The end result for users is that some high-value interactions (such as bridging or exchange deposits) will now be faster and safer most of the time. Sometimes finality may stall. When finality resumes, it will “catch up” to the PoW chain, so users who don’t need the finality guarantee can continue using this hybrid protocol, similarly to how they use Zcash today, and be unaffected if finality stalls.
Status and open questions
This blog post introduction covers most of our R&D, so far, on the TFL design. There are still many open issues that need to be resolved with collaboration and input from the Zcash community before a TFL design is ready as a proposal for a Zcash upgrade.
An incomplete list of issues that still need to be resolved include:
- Is this general approach acceptable to the Zcash community?
- How will new ZEC issuance be distributed between PoW, PoS, and any potential Dev Fund successor? This is a key concern for both miners and potential stakers or delegators.
- How can we integrate any other changes to issuance mechanics, such as the Zcash Sustainability Fund?
- All of the PoS accounting mechanics, such as how bonding works, how delegation works, what kinds of slashing may occur, withdrawal delays and mechanics, etc.
- How would PoS operations interact with all other Zcash ledger activities, such as shielded pools, etc.? This will be a key area for understanding how privacy and staking interact.
- Should the chain tip ever stall in order to bound the gap between the finalized block and the chain tip?
- Detailed security analyses, including economic security, a case analysis of PoW capture, PoS capture, network security (esp. given two separate network protocols/layers).
- How can we ensure mobile shielded wallets are first-class participants? For example, can we ensure they can safely and efficiently delegate stake and manage stake-delegation positions? This includes both UX issues, like delegation UI flows, as well as implementation, such as lightwalletd protocol changes.
- How to integrate any TFL protocol changes with other proposed protocol changes in a safe and timely manner. Examples: Zcash Sustainability Fund, Zcash Shielded Assets, bridging efforts, Namada integrations, etc.
- Selection of a specific finalizing PoS protocol.

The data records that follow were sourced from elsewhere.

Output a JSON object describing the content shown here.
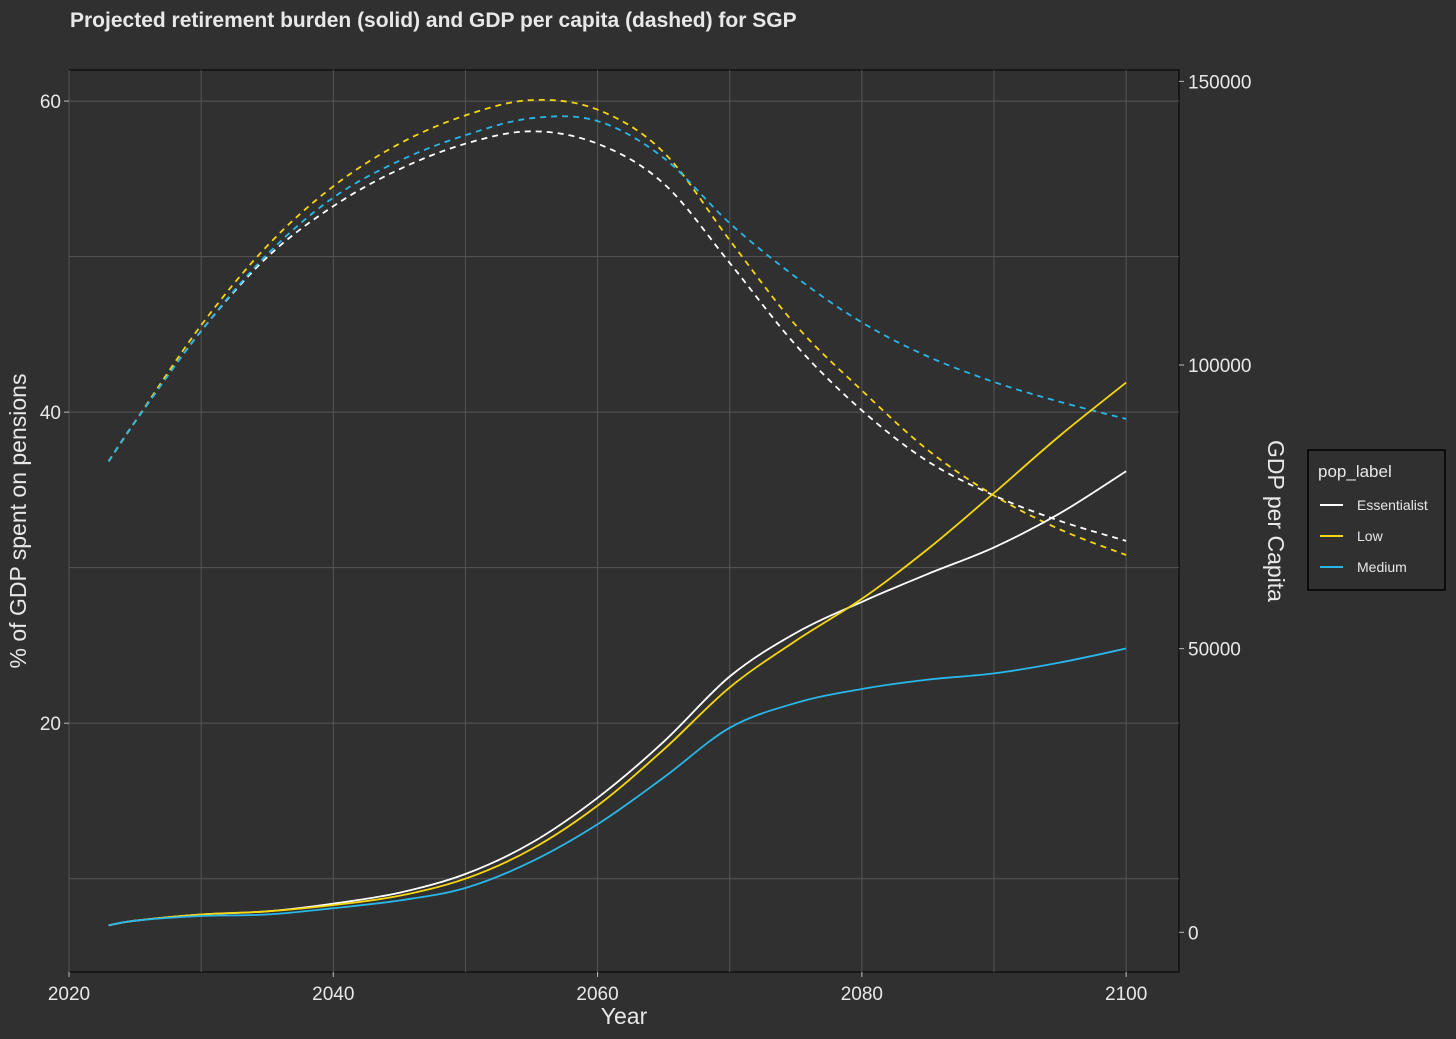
{
  "chart_data": {
    "type": "line",
    "title": "Projected retirement burden (solid) and GDP per capita (dashed) for SGP",
    "xlabel": "Year",
    "ylabel_left": "% of GDP spent on pensions",
    "ylabel_right": "GDP per Capita",
    "xlim": [
      2020,
      2104
    ],
    "ylim_left": [
      4,
      62
    ],
    "ylim_right": [
      -7000,
      152000
    ],
    "x_ticks": [
      2020,
      2040,
      2060,
      2080,
      2100
    ],
    "x_tick_labels": [
      "2020",
      "2040",
      "2060",
      "2080",
      "2100"
    ],
    "y_left_ticks": [
      20,
      40,
      60
    ],
    "y_left_tick_labels": [
      "20",
      "40",
      "60"
    ],
    "y_right_ticks": [
      0,
      50000,
      100000,
      150000
    ],
    "y_right_tick_labels": [
      "0",
      "50000",
      "100000",
      "150000"
    ],
    "legend": {
      "title": "pop_label",
      "placement": "right",
      "entries": [
        "Essentialist",
        "Low",
        "Medium"
      ]
    },
    "x": [
      2023,
      2025,
      2030,
      2035,
      2040,
      2045,
      2050,
      2055,
      2060,
      2065,
      2070,
      2075,
      2080,
      2085,
      2090,
      2095,
      2100
    ],
    "series": [
      {
        "name": "Essentialist",
        "color": "#ffffff",
        "pension_pct": [
          7.0,
          7.3,
          7.7,
          7.9,
          8.4,
          9.1,
          10.3,
          12.3,
          15.2,
          18.8,
          23.0,
          25.8,
          27.8,
          29.6,
          31.3,
          33.5,
          36.2
        ],
        "gdp_per_capita": [
          83000,
          90000,
          106000,
          119000,
          128000,
          134500,
          139000,
          141200,
          139000,
          132000,
          118000,
          103500,
          92000,
          83000,
          77000,
          72500,
          69000
        ]
      },
      {
        "name": "Low",
        "color": "#f5d60f",
        "pension_pct": [
          7.0,
          7.3,
          7.7,
          7.9,
          8.3,
          8.9,
          10.0,
          11.9,
          14.7,
          18.3,
          22.3,
          25.3,
          28.0,
          31.2,
          34.8,
          38.5,
          41.9
        ],
        "gdp_per_capita": [
          83000,
          90000,
          107000,
          121000,
          131500,
          139000,
          144000,
          146700,
          145000,
          137500,
          122000,
          107000,
          95500,
          85000,
          77000,
          71000,
          66500
        ]
      },
      {
        "name": "Medium",
        "color": "#29b6e8",
        "pension_pct": [
          7.0,
          7.3,
          7.6,
          7.7,
          8.1,
          8.6,
          9.4,
          11.1,
          13.5,
          16.5,
          19.7,
          21.3,
          22.2,
          22.8,
          23.2,
          23.9,
          24.8
        ],
        "gdp_per_capita": [
          83000,
          90000,
          106000,
          119500,
          129500,
          136000,
          140500,
          143500,
          143000,
          136500,
          125000,
          115500,
          107500,
          101500,
          97000,
          93500,
          90500
        ]
      }
    ]
  }
}
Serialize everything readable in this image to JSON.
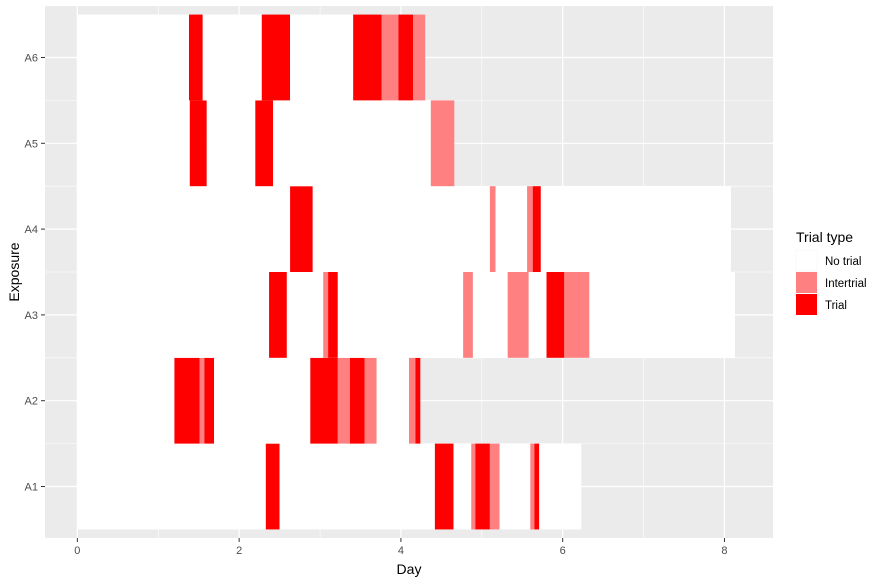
{
  "chart_data": {
    "type": "bar",
    "orientation": "horizontal",
    "xlabel": "Day",
    "ylabel": "Exposure",
    "xlim": [
      -0.4,
      8.6
    ],
    "x_ticks": [
      0,
      2,
      4,
      6,
      8
    ],
    "categories": [
      "A1",
      "A2",
      "A3",
      "A4",
      "A5",
      "A6"
    ],
    "grid": true,
    "legend": {
      "title": "Trial type",
      "position": "right",
      "entries": [
        {
          "name": "No trial",
          "color": "#ffffff"
        },
        {
          "name": "Intertrial",
          "color": "#ff8080"
        },
        {
          "name": "Trial",
          "color": "#ff0000"
        }
      ]
    },
    "series": [
      {
        "exposure": "A1",
        "segments": [
          {
            "start": 0,
            "end": 2.33,
            "type": "No trial"
          },
          {
            "start": 2.33,
            "end": 2.5,
            "type": "Trial"
          },
          {
            "start": 2.5,
            "end": 4.42,
            "type": "No trial"
          },
          {
            "start": 4.42,
            "end": 4.65,
            "type": "Trial"
          },
          {
            "start": 4.65,
            "end": 4.87,
            "type": "No trial"
          },
          {
            "start": 4.87,
            "end": 4.92,
            "type": "Intertrial"
          },
          {
            "start": 4.92,
            "end": 5.1,
            "type": "Trial"
          },
          {
            "start": 5.1,
            "end": 5.22,
            "type": "Intertrial"
          },
          {
            "start": 5.22,
            "end": 5.6,
            "type": "No trial"
          },
          {
            "start": 5.6,
            "end": 5.65,
            "type": "Intertrial"
          },
          {
            "start": 5.65,
            "end": 5.71,
            "type": "Trial"
          },
          {
            "start": 5.71,
            "end": 6.23,
            "type": "No trial"
          }
        ]
      },
      {
        "exposure": "A2",
        "segments": [
          {
            "start": 0,
            "end": 1.2,
            "type": "No trial"
          },
          {
            "start": 1.2,
            "end": 1.51,
            "type": "Trial"
          },
          {
            "start": 1.51,
            "end": 1.57,
            "type": "Intertrial"
          },
          {
            "start": 1.57,
            "end": 1.69,
            "type": "Trial"
          },
          {
            "start": 1.69,
            "end": 2.88,
            "type": "No trial"
          },
          {
            "start": 2.88,
            "end": 3.22,
            "type": "Trial"
          },
          {
            "start": 3.22,
            "end": 3.37,
            "type": "Intertrial"
          },
          {
            "start": 3.37,
            "end": 3.55,
            "type": "Trial"
          },
          {
            "start": 3.55,
            "end": 3.7,
            "type": "Intertrial"
          },
          {
            "start": 3.7,
            "end": 4.1,
            "type": "No trial"
          },
          {
            "start": 4.1,
            "end": 4.18,
            "type": "Intertrial"
          },
          {
            "start": 4.18,
            "end": 4.24,
            "type": "Trial"
          }
        ]
      },
      {
        "exposure": "A3",
        "segments": [
          {
            "start": 0,
            "end": 2.37,
            "type": "No trial"
          },
          {
            "start": 2.37,
            "end": 2.59,
            "type": "Trial"
          },
          {
            "start": 2.59,
            "end": 3.04,
            "type": "No trial"
          },
          {
            "start": 3.04,
            "end": 3.1,
            "type": "Intertrial"
          },
          {
            "start": 3.1,
            "end": 3.22,
            "type": "Trial"
          },
          {
            "start": 3.22,
            "end": 4.77,
            "type": "No trial"
          },
          {
            "start": 4.77,
            "end": 4.89,
            "type": "Intertrial"
          },
          {
            "start": 4.89,
            "end": 5.32,
            "type": "No trial"
          },
          {
            "start": 5.32,
            "end": 5.58,
            "type": "Intertrial"
          },
          {
            "start": 5.58,
            "end": 5.8,
            "type": "No trial"
          },
          {
            "start": 5.8,
            "end": 6.02,
            "type": "Trial"
          },
          {
            "start": 6.02,
            "end": 6.33,
            "type": "Intertrial"
          },
          {
            "start": 6.33,
            "end": 8.13,
            "type": "No trial"
          }
        ]
      },
      {
        "exposure": "A4",
        "segments": [
          {
            "start": 0,
            "end": 2.63,
            "type": "No trial"
          },
          {
            "start": 2.63,
            "end": 2.91,
            "type": "Trial"
          },
          {
            "start": 2.91,
            "end": 5.1,
            "type": "No trial"
          },
          {
            "start": 5.1,
            "end": 5.17,
            "type": "Intertrial"
          },
          {
            "start": 5.17,
            "end": 5.56,
            "type": "No trial"
          },
          {
            "start": 5.56,
            "end": 5.63,
            "type": "Intertrial"
          },
          {
            "start": 5.63,
            "end": 5.73,
            "type": "Trial"
          },
          {
            "start": 5.73,
            "end": 8.08,
            "type": "No trial"
          }
        ]
      },
      {
        "exposure": "A5",
        "segments": [
          {
            "start": 0,
            "end": 1.39,
            "type": "No trial"
          },
          {
            "start": 1.39,
            "end": 1.6,
            "type": "Trial"
          },
          {
            "start": 1.6,
            "end": 2.2,
            "type": "No trial"
          },
          {
            "start": 2.2,
            "end": 2.42,
            "type": "Trial"
          },
          {
            "start": 2.42,
            "end": 4.37,
            "type": "No trial"
          },
          {
            "start": 4.37,
            "end": 4.66,
            "type": "Intertrial"
          }
        ]
      },
      {
        "exposure": "A6",
        "segments": [
          {
            "start": 0,
            "end": 1.38,
            "type": "No trial"
          },
          {
            "start": 1.38,
            "end": 1.55,
            "type": "Trial"
          },
          {
            "start": 1.55,
            "end": 2.28,
            "type": "No trial"
          },
          {
            "start": 2.28,
            "end": 2.63,
            "type": "Trial"
          },
          {
            "start": 2.63,
            "end": 3.41,
            "type": "No trial"
          },
          {
            "start": 3.41,
            "end": 3.76,
            "type": "Trial"
          },
          {
            "start": 3.76,
            "end": 3.97,
            "type": "Intertrial"
          },
          {
            "start": 3.97,
            "end": 4.15,
            "type": "Trial"
          },
          {
            "start": 4.15,
            "end": 4.3,
            "type": "Intertrial"
          }
        ]
      }
    ]
  }
}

We are currently focusing on using Tendermint and ABCI as a way to rapidly prototype and validate the design.
- Prototypes, testnets, code architecture, etc.
As we address the open issues above, especially the interaction with other protocol features and coordination with those teams on timing, we can begin to refine a deployment timeline.

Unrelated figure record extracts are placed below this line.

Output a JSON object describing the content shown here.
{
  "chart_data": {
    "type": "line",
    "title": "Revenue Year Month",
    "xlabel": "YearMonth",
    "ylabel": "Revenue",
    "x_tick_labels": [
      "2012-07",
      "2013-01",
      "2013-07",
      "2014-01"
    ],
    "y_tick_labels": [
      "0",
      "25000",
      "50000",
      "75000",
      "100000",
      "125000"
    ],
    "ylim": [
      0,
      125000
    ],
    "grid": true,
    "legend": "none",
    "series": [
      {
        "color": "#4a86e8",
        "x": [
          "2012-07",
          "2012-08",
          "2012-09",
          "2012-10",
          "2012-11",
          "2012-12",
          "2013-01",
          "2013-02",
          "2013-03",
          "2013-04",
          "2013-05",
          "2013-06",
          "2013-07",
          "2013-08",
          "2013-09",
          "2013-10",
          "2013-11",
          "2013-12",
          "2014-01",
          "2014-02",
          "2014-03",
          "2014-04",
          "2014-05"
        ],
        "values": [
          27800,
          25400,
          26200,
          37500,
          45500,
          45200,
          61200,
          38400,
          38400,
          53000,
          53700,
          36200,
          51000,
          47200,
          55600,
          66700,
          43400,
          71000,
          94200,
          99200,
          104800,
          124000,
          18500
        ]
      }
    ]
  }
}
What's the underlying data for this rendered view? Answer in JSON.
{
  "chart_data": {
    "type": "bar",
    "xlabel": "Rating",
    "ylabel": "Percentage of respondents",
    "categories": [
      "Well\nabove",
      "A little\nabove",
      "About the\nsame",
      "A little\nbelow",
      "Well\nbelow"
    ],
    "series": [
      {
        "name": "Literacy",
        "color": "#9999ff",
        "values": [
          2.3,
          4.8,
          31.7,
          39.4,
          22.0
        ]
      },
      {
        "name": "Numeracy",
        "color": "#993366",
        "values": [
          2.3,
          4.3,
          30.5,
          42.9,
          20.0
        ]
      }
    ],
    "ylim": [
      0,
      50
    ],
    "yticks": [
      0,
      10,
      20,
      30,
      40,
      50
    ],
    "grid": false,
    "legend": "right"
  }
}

Our next steps for this TFL R&D initiative are to get community feedback on this blog, host a workshop at Zcon4, and produce R&D updates on the open issues above.
As we collaborate with other protocol development teams, we’d like to create a tentative deployment timeline that incorporates all of the other protocol feature efforts such as ZSF, ZSAs, and potential cross-chain bridge efforts.

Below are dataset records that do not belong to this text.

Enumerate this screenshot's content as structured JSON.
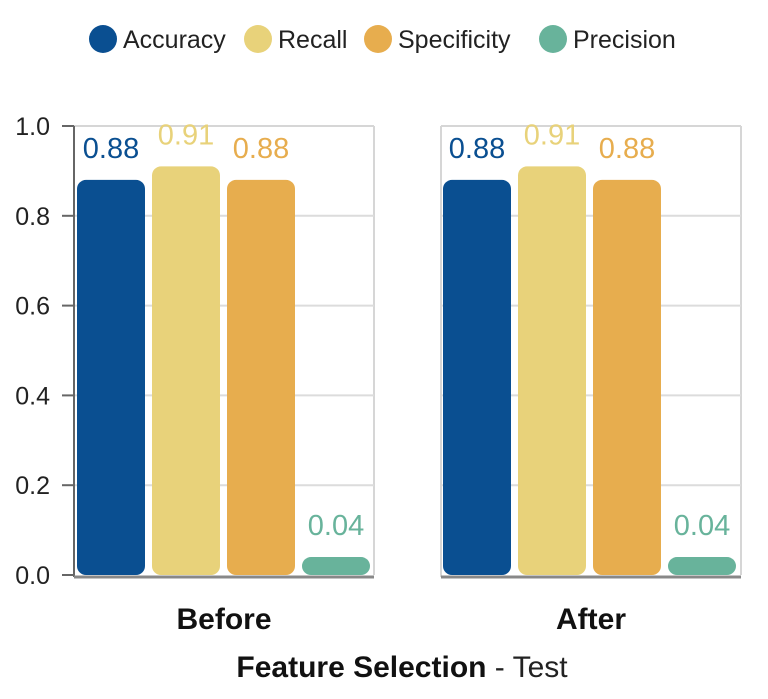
{
  "chart_data": {
    "type": "bar",
    "title": "",
    "xlabel": "",
    "ylabel": "",
    "ylim": [
      0,
      1.0
    ],
    "y_ticks": [
      "0.0",
      "0.2",
      "0.4",
      "0.6",
      "0.8",
      "1.0"
    ],
    "grid": true,
    "legend_position": "top",
    "series": [
      {
        "name": "Accuracy",
        "color": "#0a4f91"
      },
      {
        "name": "Recall",
        "color": "#e8d27a"
      },
      {
        "name": "Specificity",
        "color": "#e7ad4e"
      },
      {
        "name": "Precision",
        "color": "#68b39b"
      }
    ],
    "panels": [
      {
        "category": "Before",
        "values": [
          0.88,
          0.91,
          0.88,
          0.04
        ],
        "value_labels": [
          "0.88",
          "0.91",
          "0.88",
          "0.04"
        ]
      },
      {
        "category": "After",
        "values": [
          0.88,
          0.91,
          0.88,
          0.04
        ],
        "value_labels": [
          "0.88",
          "0.91",
          "0.88",
          "0.04"
        ]
      }
    ],
    "bottom_title": {
      "main": "Feature Selection",
      "sub": " - Test"
    }
  }
}
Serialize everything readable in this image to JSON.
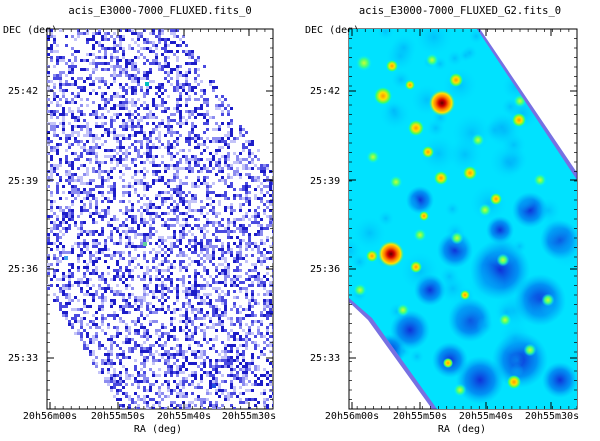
{
  "panels": [
    {
      "id": "raw",
      "title": "acis_E3000-7000_FLUXED.fits_0",
      "ylabel": "DEC (deg)",
      "xlabel": "RA (deg)",
      "style": "raw-pixel-map",
      "x_ticks": [
        "20h56m00s",
        "20h55m50s",
        "20h55m40s",
        "20h55m30s"
      ],
      "y_ticks": [
        "25:42",
        "25:39",
        "25:36",
        "25:33"
      ]
    },
    {
      "id": "smoothed",
      "title": "acis_E3000-7000_FLUXED_G2.fits_0",
      "ylabel": "DEC (deg)",
      "xlabel": "RA (deg)",
      "style": "smoothed-map",
      "x_ticks": [
        "20h56m00s",
        "20h55m50s",
        "20h55m40s",
        "20h55m30s"
      ],
      "y_ticks": [
        "25:42",
        "25:39",
        "25:36",
        "25:33"
      ]
    }
  ],
  "colors": {
    "raw_pixels": [
      "#1c1cc8",
      "#4a4ae0",
      "#8c8cf0",
      "#c4c4f8"
    ],
    "smoothed_background": "#00e6ff",
    "smoothed_mid": "#00a8f8",
    "smoothed_low": "#0044e0",
    "smoothed_edge": "#3030c8",
    "source_bright": "#d00000",
    "source_mid": "#ffe000",
    "source_glow": "#30ff70"
  }
}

Finally, we’re seeking out other teams or individuals who are interested in collaborating on this TFL project, so if you’re interested, please see the Get involved section above.
1 In a pure finalizing PoS protocol, the equivalent “stalls” are actually network-wide halts. One strength of this hybrid design is that PoW need not halt, and if it doesn’t then users who do not depend on finality can continue using the network.